Ontario’s proposal to remove of the limit for groundwater-taking and to allow up to 379,000 litres of groundwater-taking per day without permit, while restricting public consultation and removing the requirement to notify conservation authorities, puts the ecosystem, human health, and municipal infrastructure at risk. The removal of groundwater-taking limit raises a question regarding compliance with the Great Lakes-St. Lawrence River Basin Sustainable Water Resources Agreement (2005) that requires each named party to set threshold levels for new or increased water withdrawals.

As a result of increased demand for more housing in the Quinte watershed, there is an increase in competing demands for our finite resource - water. Groundwater resources are in high demand in the Quinte Source Protection Area. Water Budgets have determined 75% of water in the watershed is lost to evapotranspiration before it can recharge groundwater resources or runoff into surface water. In an area that is routinely subjected to drought conditions, it is a problem that no review of proposed works by either Ministry or conservation authority staff is required.. Conservation Authorities keep track of water budgets, contribute to robust community engagement, and with municipal authorities are essential in protecting water and natural heritage.
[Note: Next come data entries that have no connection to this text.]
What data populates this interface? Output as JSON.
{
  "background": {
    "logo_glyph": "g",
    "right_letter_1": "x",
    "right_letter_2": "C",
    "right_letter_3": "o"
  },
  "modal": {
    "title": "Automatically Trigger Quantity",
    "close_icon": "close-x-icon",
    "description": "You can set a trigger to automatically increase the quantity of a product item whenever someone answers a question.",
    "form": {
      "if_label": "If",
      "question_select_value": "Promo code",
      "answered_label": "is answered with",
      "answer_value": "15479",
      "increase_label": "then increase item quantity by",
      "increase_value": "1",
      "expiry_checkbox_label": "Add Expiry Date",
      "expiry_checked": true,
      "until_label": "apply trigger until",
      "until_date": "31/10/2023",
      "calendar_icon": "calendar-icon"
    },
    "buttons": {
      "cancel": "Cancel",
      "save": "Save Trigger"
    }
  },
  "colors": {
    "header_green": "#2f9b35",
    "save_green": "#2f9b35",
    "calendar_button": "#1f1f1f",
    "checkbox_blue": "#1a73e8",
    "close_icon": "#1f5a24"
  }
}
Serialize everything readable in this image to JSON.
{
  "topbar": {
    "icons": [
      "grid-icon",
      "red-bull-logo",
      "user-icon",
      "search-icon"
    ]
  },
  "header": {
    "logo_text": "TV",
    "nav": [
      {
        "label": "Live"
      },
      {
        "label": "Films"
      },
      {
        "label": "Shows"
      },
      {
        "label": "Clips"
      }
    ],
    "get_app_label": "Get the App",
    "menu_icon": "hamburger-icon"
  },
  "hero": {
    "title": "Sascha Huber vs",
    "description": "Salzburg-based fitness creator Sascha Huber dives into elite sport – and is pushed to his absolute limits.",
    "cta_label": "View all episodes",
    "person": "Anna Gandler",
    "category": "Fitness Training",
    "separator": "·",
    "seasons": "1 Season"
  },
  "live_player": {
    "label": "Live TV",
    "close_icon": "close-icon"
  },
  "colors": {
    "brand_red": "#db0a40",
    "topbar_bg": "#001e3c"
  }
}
Without a notification process, conservation authorities can no longer ensure the water budgets are up-to-date and accurate, nor can assistance to municipal partners be provided achieve their desire for increased water supplies. I strongly recommend the Director have the ability to prohibit or limit takings where water quality or quantity issues exist.

In 2019, Blu Metric Environmental completed an Assessment of Water Resources to Support a Review of Ontario’s Water Quantity Management Framework on behalf of MECP. One of the areas studied in the report was the Quinte Region, because of the historical drought conditions experienced. The report concluded that our area has very different geology and methods of land utilization compared to other areas in the Province. The main stresses on water quantity in the Quinte Region are increased population and businesses wanting to take more water as well as long periods of time with insufficient precipitation, which is expected to get worse as the result of climate changes. Further, the report concluded that groundwater resources are not sustainable in some parts of this area because the local geology is not good at storing water. When there are summer conditions or drought, then streams, lakes, and shallow private wells may run low quickly. Groundwater will not be sustainable in the future as a result of climate change. This is based on existing science, measured water levels and flow, and computer models predicting future climate conditions. Similarly, surface water will not be sustainable in the future as a result of climate change. This is based on computer predictions of how changes in climate will affect surface water quantity in the area. It is not difficult to forecast that allowing unlimited

-5-
water takings will result in unsustainable water levels for drinking water systems.

There are areas in the Quinte watershed where the groundwater is contaminated with numerous dense, non-aqueous phase liquids. In these areas, dewatering and foundation drains can lead to further spread of contamination, if not managed and treated properly. The lack of oversight on this situation is extremely worrying for public health as these locations are all near municipal drinking water systems. I strongly recommend that the Ministry to require permits for dewatering and foundation drains where they are located n vulnerable areas under the Clean Water Act.

For the many reasons explained above, I recommend MECP determine whether an activity is in an existing, or likely to be, vulnerable area or that additional management measures are required by MECP staff prior to permitting. If the MECP staff review capacity is an issue, then the local Source Protection Authority should determine/review the sustainability of the water taking when the proposal is located in vulnerable areas.

I appreciate the opportunity to participate in this review. To reiterate, all four proposals must be withdrawn until the issues and recommendations I have made are addressed.